状态灰盒模糊 (Stateful Greybox Fuzzing)

Many protocol implementations are reactive systems, where the protocol process is in continuous interaction with other processes and the environment. If a bug can be exposed only in a certain state, a fuzzer needs to provide a specific sequence of events as inputs that would take protocol into this state before the bug is manifested. We call these bugs as "stateful" bugs. Usually, when we are testing a protocol implementation, we do not have a detailed formal specification of the protocol to rely upon. Without knowledge of the protocol, it is inherently difficult for a fuzzer to discover such stateful bugs. A key challenge then is to cover the state space without an explicit specification of the protocol. In this work, we posit that manual annotations for state identification can be avoided for stateful protocol fuzzing. Specifically, we rely on a programmatic intuition that the state variables used in protocol implementations often appear in enum type variables whose values (the state names) come from named constants. In our analysis of the Top-50 most widely used open-source protocol implementations, we found that every implementation uses state variables that are assigned named constants (with easy to comprehend names such as INIT, READY) to represent the current state. In this work, we propose to automatically identify such state variables and track the sequence of values assigned to them during fuzzing to produce a "map" of the explored state space. Our experiments confirm that our stateful fuzzer discovers stateful bugs twice as fast as the baseline greybox fuzzer that we extended. Starting from the initial state, our fuzzer exercises one order of magnitude more state/transition sequences and covers code two times faster than the baseline fuzzer. Several zero-day bugs in prominent protocol implementations were found by our fuzzer, and 8 CVEs have been assigned.

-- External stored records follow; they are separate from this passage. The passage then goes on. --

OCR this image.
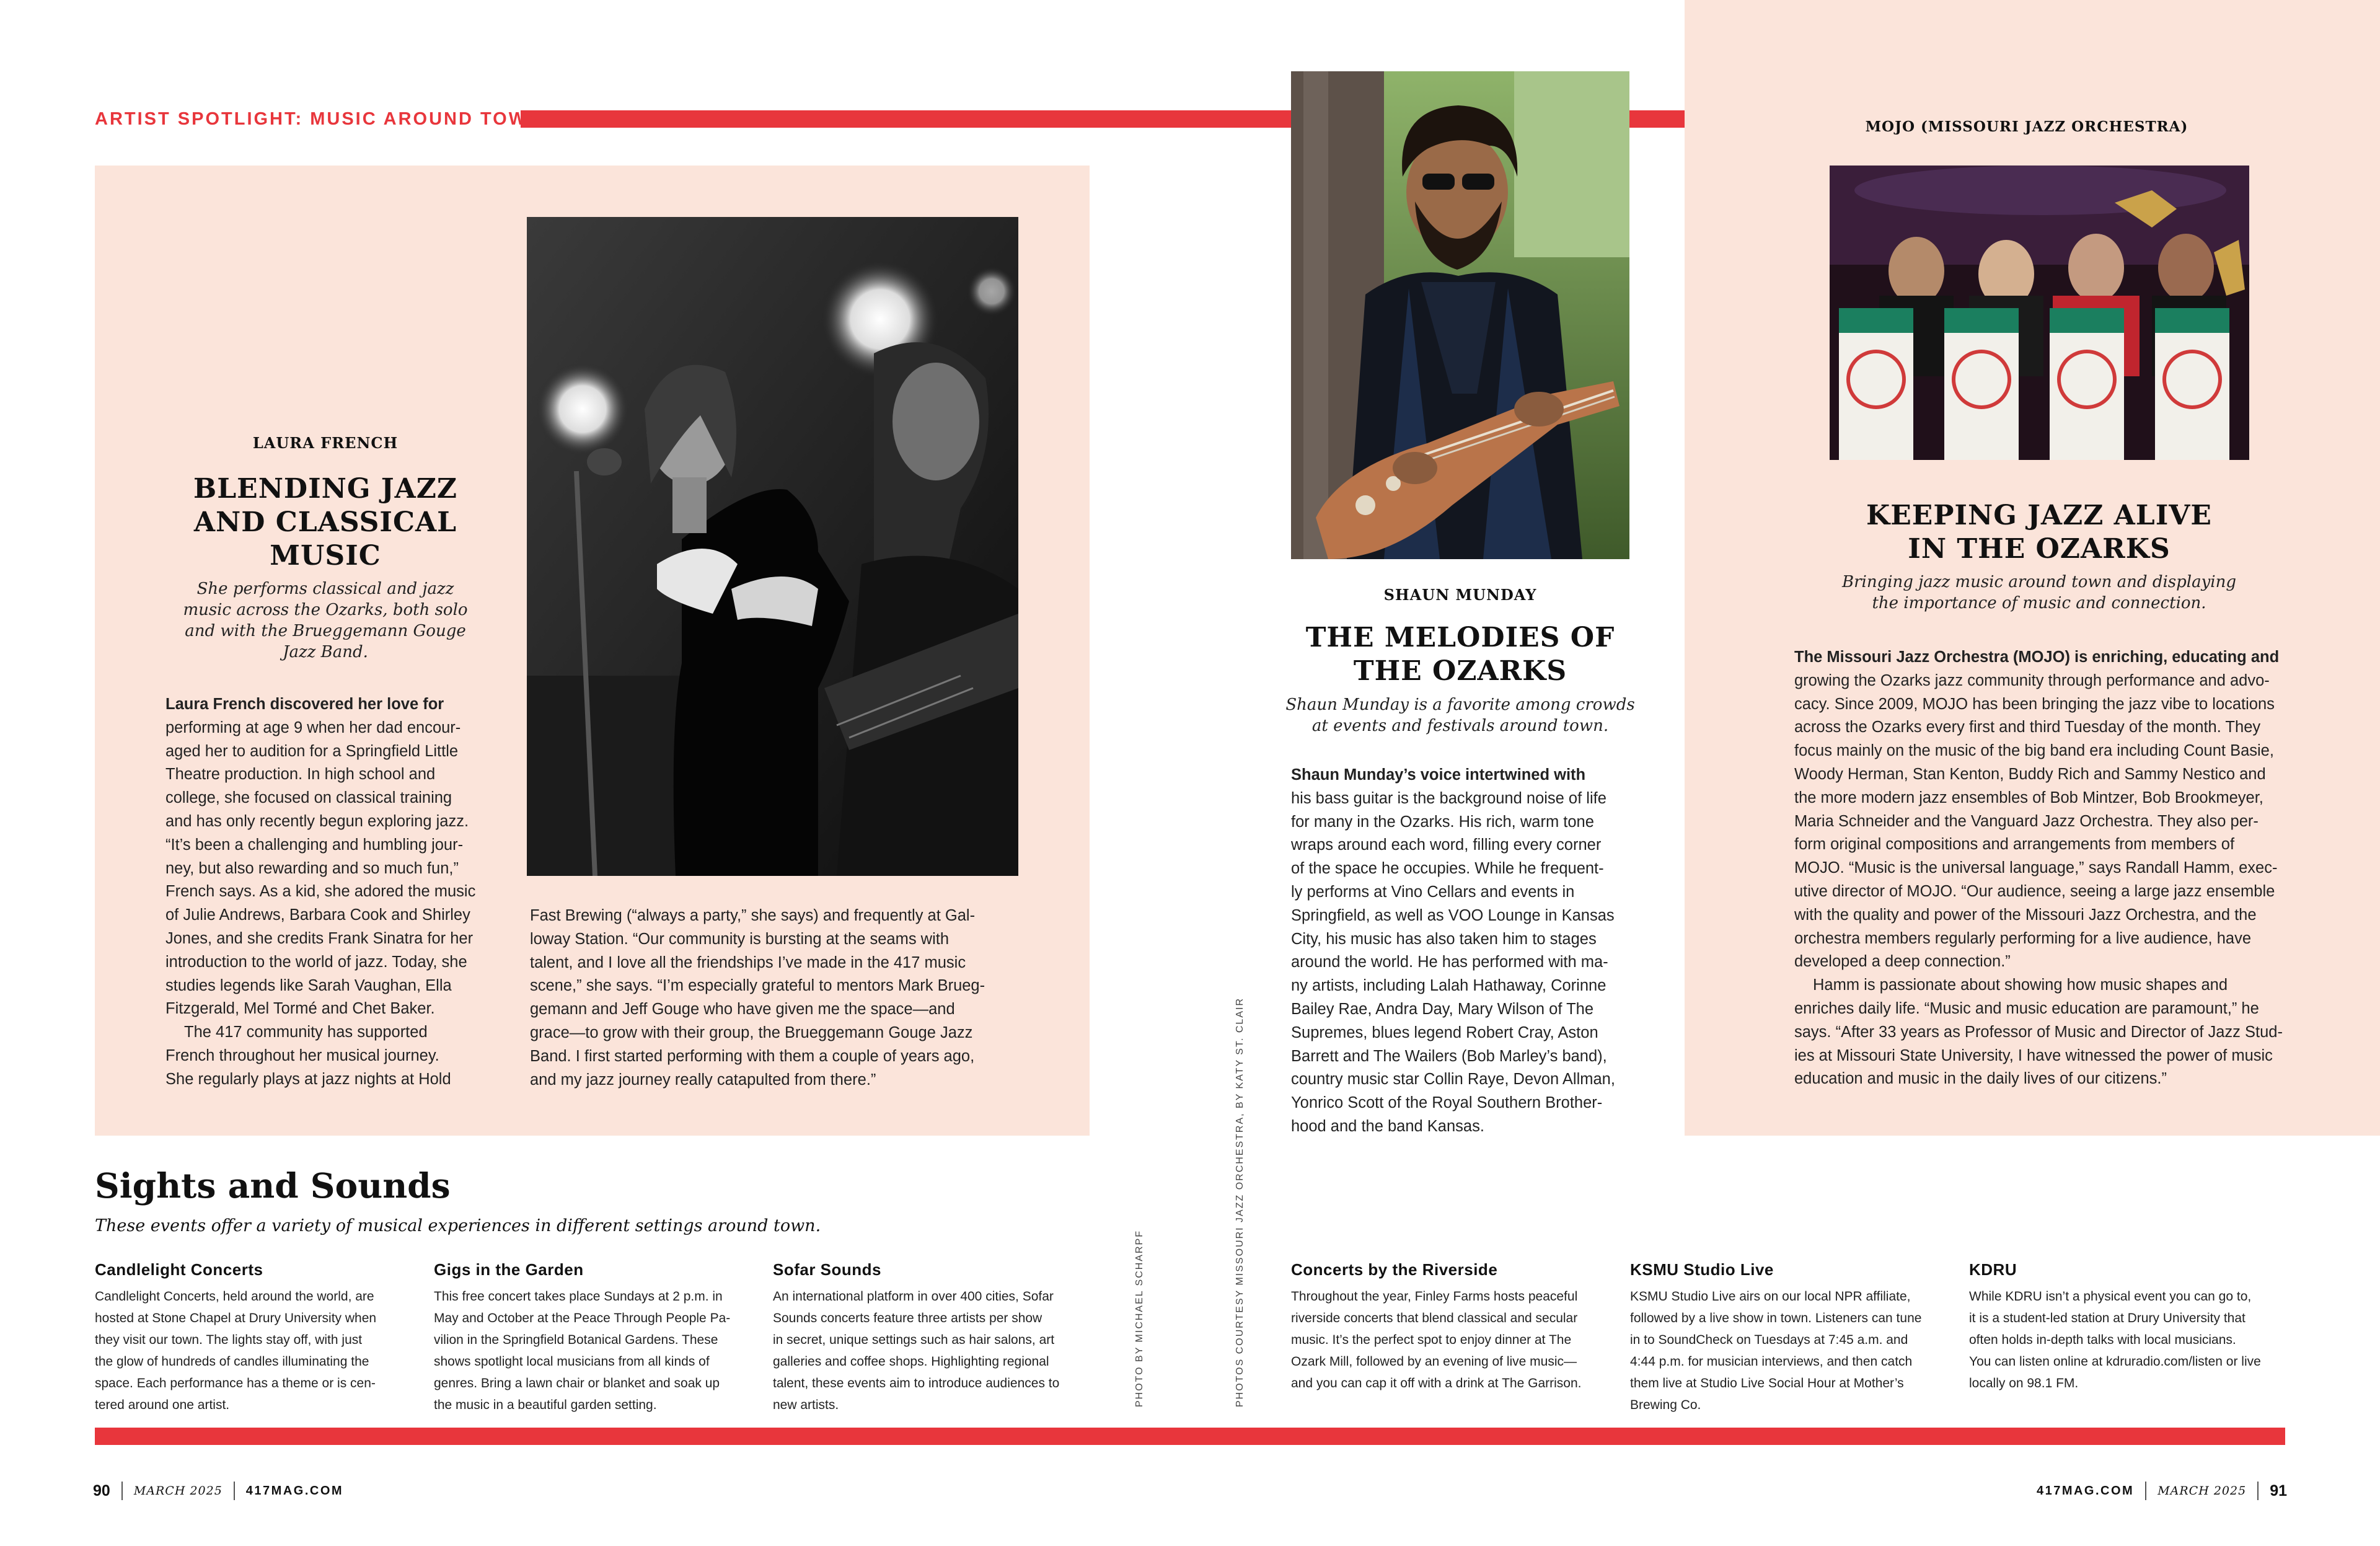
ARTIST SPOTLIGHT: MUSIC AROUND TOWN
LAURA FRENCH
BLENDING JAZZ
AND CLASSICAL
MUSIC
She performs classical and jazz
music across the Ozarks, both solo
and with the Brueggemann Gouge
Jazz Band.
Laura French discovered her love for
performing at age 9 when her dad encour-
aged her to audition for a Springfield Little
Theatre production. In high school and
college, she focused on classical training
and has only recently begun exploring jazz.
“It’s been a challenging and humbling jour-
ney, but also rewarding and so much fun,”
French says. As a kid, she adored the music
of Julie Andrews, Barbara Cook and Shirley
Jones, and she credits Frank Sinatra for her
introduction to the world of jazz. Today, she
studies legends like Sarah Vaughan, Ella
Fitzgerald, Mel Tormé and Chet Baker.
The 417 community has supported
French throughout her musical journey.
She regularly plays at jazz nights at Hold
Fast Brewing (“always a party,” she says) and frequently at Gal-
loway Station. “Our community is bursting at the seams with
talent, and I love all the friendships I’ve made in the 417 music
scene,” she says. “I’m especially grateful to mentors Mark Brueg-
gemann and Jeff Gouge who have given me the space—and
grace—to grow with their group, the Brueggemann Gouge Jazz
Band. I first started performing with them a couple of years ago,
and my jazz journey really catapulted from there.”
SHAUN MUNDAY
THE MELODIES OF
THE OZARKS
Shaun Munday is a favorite among crowds
at events and festivals around town.
Shaun Munday’s voice intertwined with
his bass guitar is the background noise of life
for many in the Ozarks. His rich, warm tone
wraps around each word, filling every corner
of the space he occupies. While he frequent-
ly performs at Vino Cellars and events in
Springfield, as well as VOO Lounge in Kansas
City, his music has also taken him to stages
around the world. He has performed with ma-
ny artists, including Lalah Hathaway, Corinne
Bailey Rae, Andra Day, Mary Wilson of The
Supremes, blues legend Robert Cray, Aston
Barrett and The Wailers (Bob Marley’s band),
country music star Collin Raye, Devon Allman,
Yonrico Scott of the Royal Southern Brother-
hood and the band Kansas.
MOJO (MISSOURI JAZZ ORCHESTRA)
KEEPING JAZZ ALIVE
IN THE OZARKS
Bringing jazz music around town and displaying
the importance of music and connection.
The Missouri Jazz Orchestra (MOJO) is enriching, educating and
growing the Ozarks jazz community through performance and advo-
cacy. Since 2009, MOJO has been bringing the jazz vibe to locations
across the Ozarks every first and third Tuesday of the month. They
focus mainly on the music of the big band era including Count Basie,
Woody Herman, Stan Kenton, Buddy Rich and Sammy Nestico and
the more modern jazz ensembles of Bob Mintzer, Bob Brookmeyer,
Maria Schneider and the Vanguard Jazz Orchestra. They also per-
form original compositions and arrangements from members of
MOJO. “Music is the universal language,” says Randall Hamm, exec-
utive director of MOJO. “Our audience, seeing a large jazz ensemble
with the quality and power of the Missouri Jazz Orchestra, and the
orchestra members regularly performing for a live audience, have
developed a deep connection.”
Hamm is passionate about showing how music shapes and
enriches daily life. “Music and music education are paramount,” he
says. “After 33 years as Professor of Music and Director of Jazz Stud-
ies at Missouri State University, I have witnessed the power of music
education and music in the daily lives of our citizens.”
PHOTO BY MICHAEL SCHARPF	PHOTOS COURTESY MISSOURI JAZZ ORCHESTRA, BY KATY ST. CLAIR
Sights and Sounds
These events offer a variety of musical experiences in different settings around town.
Candlelight Concerts
Candlelight Concerts, held around the world, are
hosted at Stone Chapel at Drury University when
they visit our town. The lights stay off, with just
the glow of hundreds of candles illuminating the
space. Each performance has a theme or is cen-
tered around one artist.
Gigs in the Garden
This free concert takes place Sundays at 2 p.m. in
May and October at the Peace Through People Pa-
vilion in the Springfield Botanical Gardens. These
shows spotlight local musicians from all kinds of
genres. Bring a lawn chair or blanket and soak up
the music in a beautiful garden setting.
Sofar Sounds
An international platform in over 400 cities, Sofar
Sounds concerts feature three artists per show
in secret, unique settings such as hair salons, art
galleries and coffee shops. Highlighting regional
talent, these events aim to introduce audiences to
new artists.
Concerts by the Riverside
Throughout the year, Finley Farms hosts peaceful
riverside concerts that blend classical and secular
music. It’s the perfect spot to enjoy dinner at The
Ozark Mill, followed by an evening of live music—
and you can cap it off with a drink at The Garrison.
KSMU Studio Live
KSMU Studio Live airs on our local NPR affiliate,
followed by a live show in town. Listeners can tune
in to SoundCheck on Tuesdays at 7:45 a.m. and
4:44 p.m. for musician interviews, and then catch
them live at Studio Live Social Hour at Mother’s
Brewing Co.
KDRU
While KDRU isn’t a physical event you can go to,
it is a student-led station at Drury University that
often holds in-depth talks with local musicians.
You can listen online at kdruradio.com/listen or live
locally on 98.1 FM.
90 MARCH 2025 417MAG.COM	417MAG.COM MARCH 2025 91
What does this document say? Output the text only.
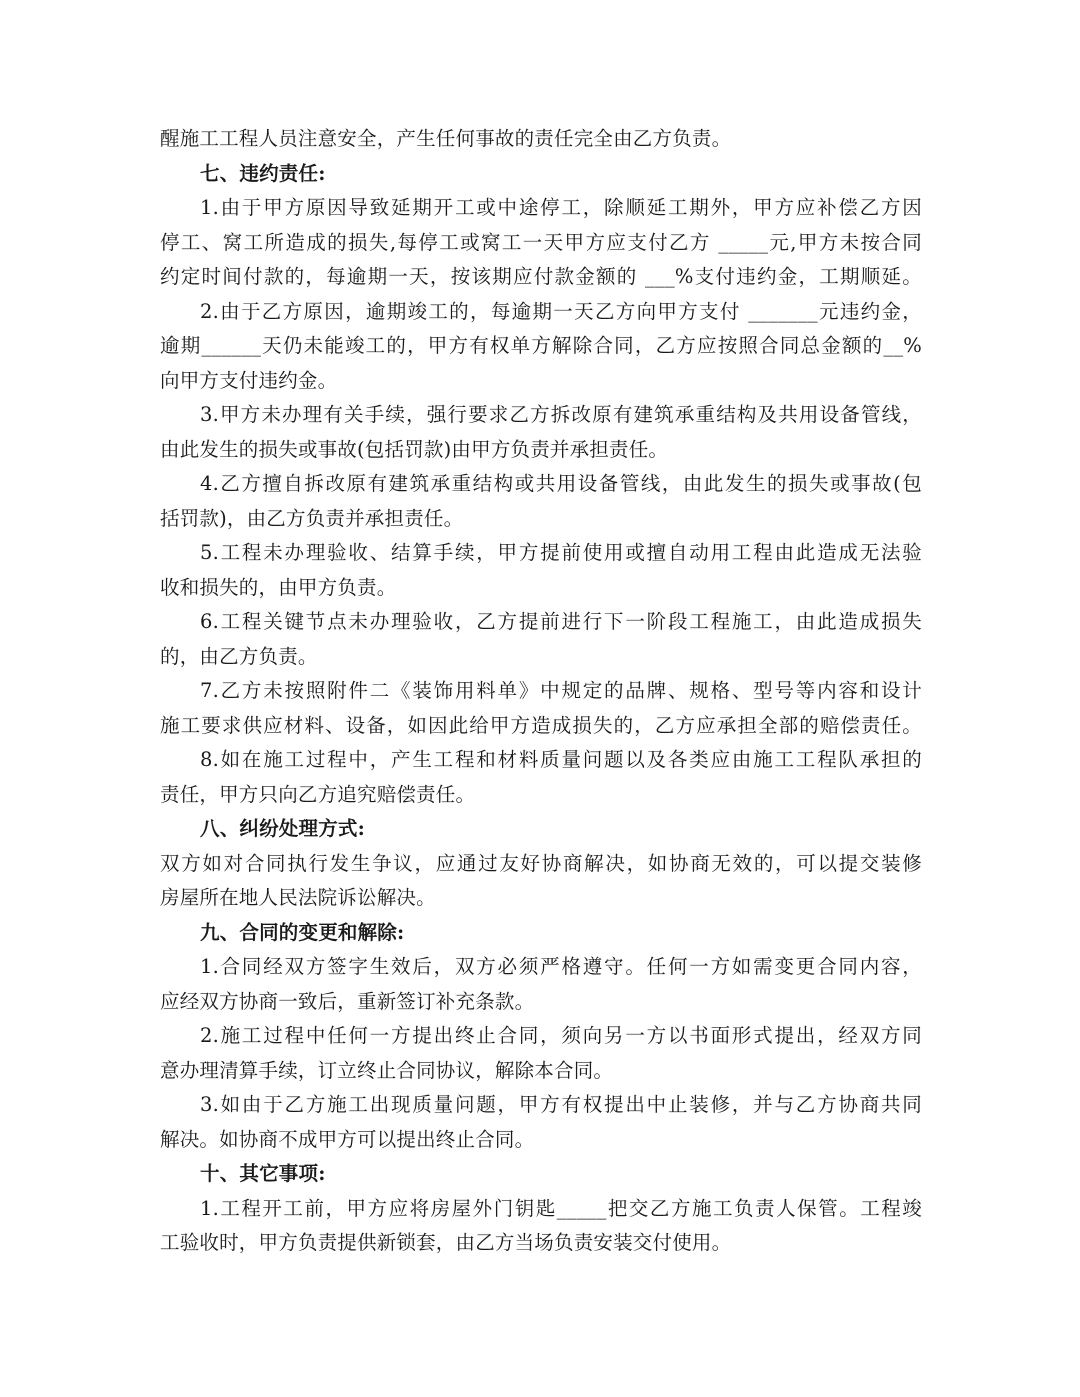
醒施工工程人员注意安全，产生任何事故的责任完全由乙方负责。
七、违约责任:
1.由于甲方原因导致延期开工或中途停工，除顺延工期外，甲方应补偿乙方因
停工、窝工所造成的损失,每停工或窝工一天甲方应支付乙方 _____元,甲方未按合同
约定时间付款的，每逾期一天，按该期应付款金额的 ___%支付违约金，工期顺延。
2.由于乙方原因，逾期竣工的，每逾期一天乙方向甲方支付 _______元违约金，
逾期______天仍未能竣工的，甲方有权单方解除合同，乙方应按照合同总金额的__%
向甲方支付违约金。
3.甲方未办理有关手续，强行要求乙方拆改原有建筑承重结构及共用设备管线，
由此发生的损失或事故(包括罚款)由甲方负责并承担责任。
4.乙方擅自拆改原有建筑承重结构或共用设备管线，由此发生的损失或事故(包
括罚款)，由乙方负责并承担责任。
5.工程未办理验收、结算手续，甲方提前使用或擅自动用工程由此造成无法验
收和损失的，由甲方负责。
6.工程关键节点未办理验收，乙方提前进行下一阶段工程施工，由此造成损失
的，由乙方负责。
7.乙方未按照附件二《装饰用料单》中规定的品牌、规格、型号等内容和设计
施工要求供应材料、设备，如因此给甲方造成损失的，乙方应承担全部的赔偿责任。
8.如在施工过程中，产生工程和材料质量问题以及各类应由施工工程队承担的
责任，甲方只向乙方追究赔偿责任。
八、纠纷处理方式:
双方如对合同执行发生争议，应通过友好协商解决，如协商无效的，可以提交装修
房屋所在地人民法院诉讼解决。
九、合同的变更和解除:
1.合同经双方签字生效后，双方必须严格遵守。任何一方如需变更合同内容，
应经双方协商一致后，重新签订补充条款。
2.施工过程中任何一方提出终止合同，须向另一方以书面形式提出，经双方同
意办理清算手续，订立终止合同协议，解除本合同。
3.如由于乙方施工出现质量问题，甲方有权提出中止装修，并与乙方协商共同
解决。如协商不成甲方可以提出终止合同。
十、其它事项:
1.工程开工前，甲方应将房屋外门钥匙_____把交乙方施工负责人保管。工程竣
工验收时，甲方负责提供新锁套，由乙方当场负责安装交付使用。
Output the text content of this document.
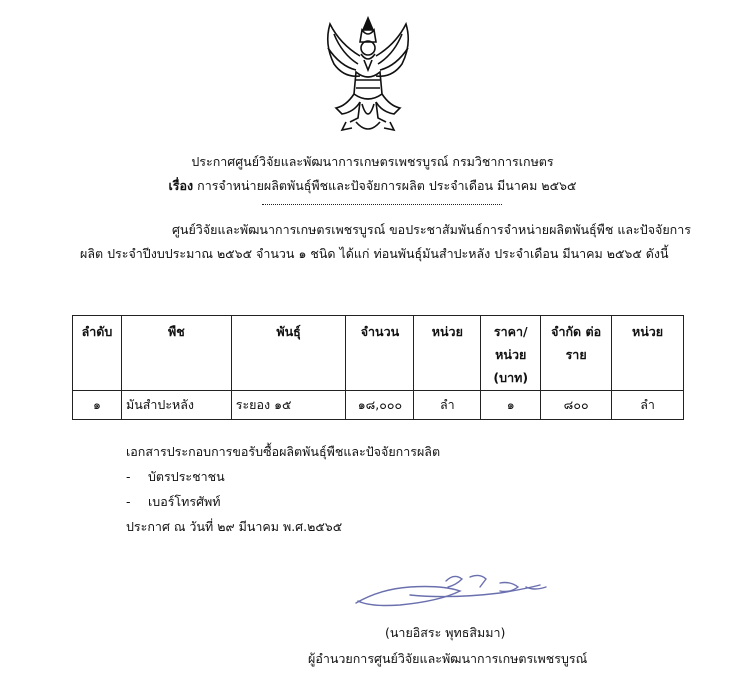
ประกาศศูนย์วิจัยและพัฒนาการเกษตรเพชรบูรณ์ กรมวิชาการเกษตร
เรื่อง การจำหน่ายผลิตพันธุ์พืชและปัจจัยการผลิต ประจำเดือน มีนาคม ๒๕๖๕
ศูนย์วิจัยและพัฒนาการเกษตรเพชรบูรณ์ ขอประชาสัมพันธ์การจำหน่ายผลิตพันธุ์พืช และปัจจัยการผลิต ประจำปีงบประมาณ ๒๕๖๕ จำนวน ๑ ชนิด ได้แก่ ท่อนพันธุ์มันสำปะหลัง ประจำเดือน มีนาคม ๒๕๖๕ ดังนี้
ลำดับ	พืช	พันธุ์	จำนวน	หน่วย	ราคา/ หน่วย (บาท)	จำกัด ต่อราย	หน่วย
๑	มันสำปะหลัง	ระยอง ๑๕	๑๘,๐๐๐	ลำ	๑	๘๐๐	ลำ
เอกสารประกอบการขอรับซื้อผลิตพันธุ์พืชและปัจจัยการผลิต
- บัตรประชาชน
- เบอร์โทรศัพท์
ประกาศ ณ วันที่ ๒๙ มีนาคม พ.ศ.๒๕๖๕
(นายอิสระ พุทธสิมมา)
ผู้อำนวยการศูนย์วิจัยและพัฒนาการเกษตรเพชรบูรณ์
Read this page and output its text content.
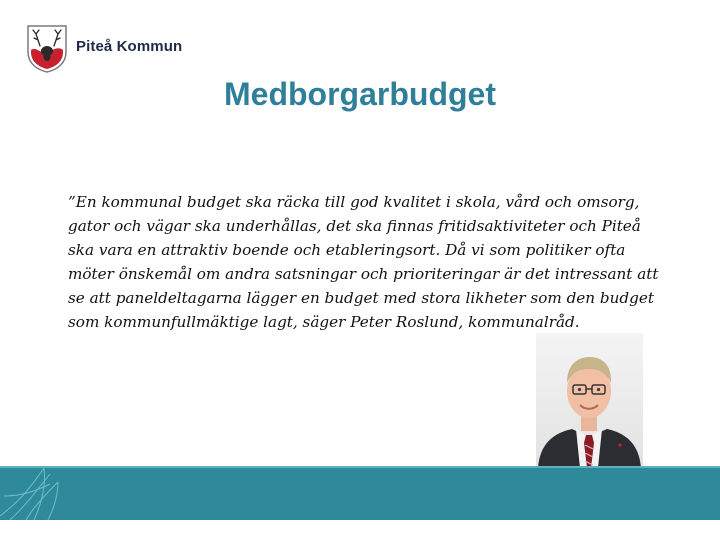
Piteå Kommun
Medborgarbudget

”En kommunal budget ska räcka till god kvalitet i skola, vård och omsorg, gator och vägar ska underhållas, det ska finnas fritidsaktiviteter och Piteå ska vara en attraktiv boende och etableringsort. Då vi som politiker ofta möter önskemål om andra satsningar och prioriteringar är det intressant att se att paneldeltagarna lägger en budget med stora likheter som den budget som kommunfullmäktige lagt, säger Peter Roslund, kommunalråd.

翻译：许多协议执行是反应系统, 协议进程是与其他进程和环境持续互动的。如果一个错误仅在某个状态下才能暴露出来, 模糊器需要提供具体的事件序列, 作为输入程序, 在显示错误之前将协议引入此状态。我们将这些错误称为“ 明显” 错误。通常, 当我们测试协议执行时, 我们没有协议需要依赖的详细正式规格。没有协议知识, 一个模糊器就很难发现这种臭虫。那么关键的挑战就是覆盖国家空间而不明确说明协议。在这项工作中, 一个模糊器需要提供具体的事件序列, 作为输入协议的输入程序。我们把这些错误称为“ 明显” 错误错误错误。具体地说, 我们把这些错误称为“ 明显” 错误错误错误。我们使用的程序通常显示在输入的字符类型变量中, 这些变量的值( 状态名称) 。我们对最广泛使用的公开源协议执行状态的分析发现, 每一个执行都使用指定了一种状态变量( 最明显易被命名为“ 模糊” 定义的代码, 在运行过程中, 运行的代码是“ 快速” 。。在运行中, 更新的顺序是“ 我们的顺序是“ 更新” 。, 。快速运行中, 我们的顺序是“, 更新到。更新的顺序是“ 我们的顺序是“ 我们的顺序” 。